An aggregate of 97% of the cobalt hydroxide produced in Q3 2019 complied with international transport regulations and was also below the

acceptable limit of contained uranium allowed for export through main African ports.

Kamoto Copper Company , together with the Company and KCC’s 25% shareholder, DRC state-owned La Générale des Carrières et des Mines (“Gécamines”), has been working with the DRC government’s Ministry of Mines and the Congolese Atomic Energy Agency on a long-term technical solution in the form of an ion exchange plant.

Kamoto Copper Company has also implemented various alternative interim solutions, both operational and regulatory, resulting in the recommencement of the export and sale of a limited quantity of cobalt.

The IX Plant has been approved by the boards of the Company and KCC respectively and remains as a potential long-term option.

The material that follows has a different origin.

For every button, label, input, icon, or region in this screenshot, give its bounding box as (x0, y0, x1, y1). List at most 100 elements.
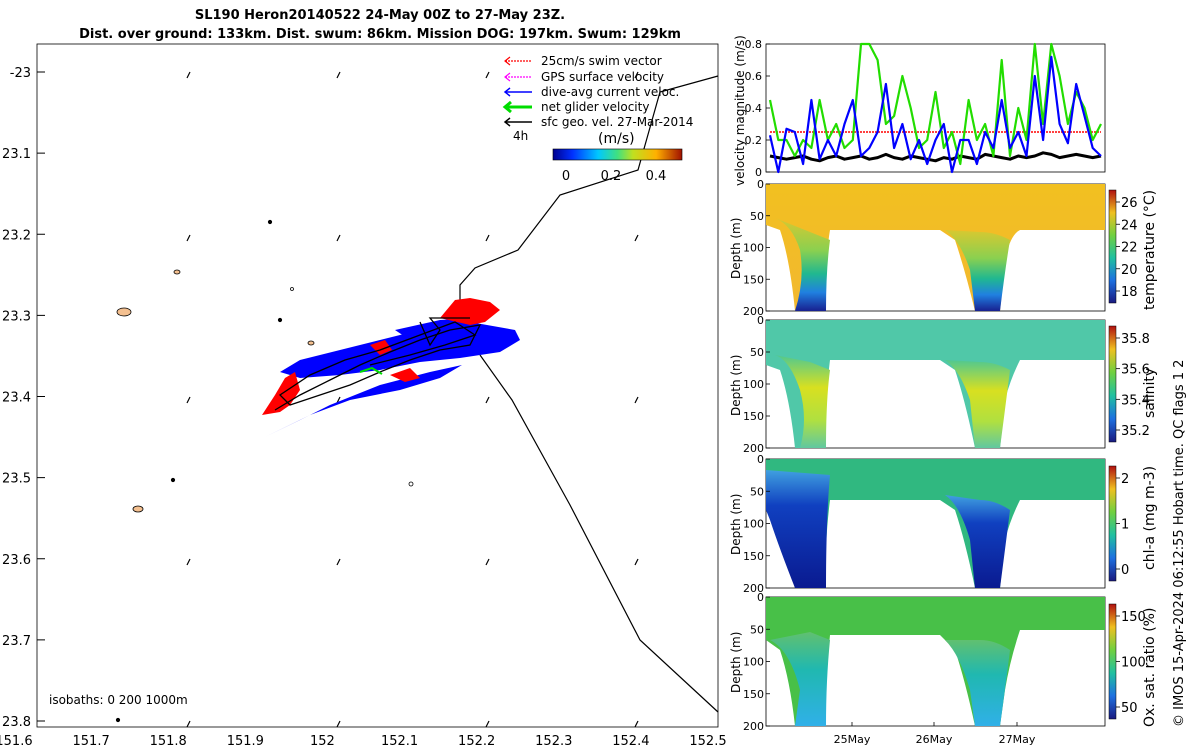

Following the authorization procedures of the IX Plant required by the 2018 Mining Code, the Ministry of Mines has requested KCC to submit a complete BFS for the entire KCC project rather than a feasibility study limited to the IX Plant.

Given the effectiveness of the interim solutions using phosphoric acid over the past two quarters, KCC undertook to provide a BFS for the entire KCC project by 2019 year end, which will cover the long term IX Plant option.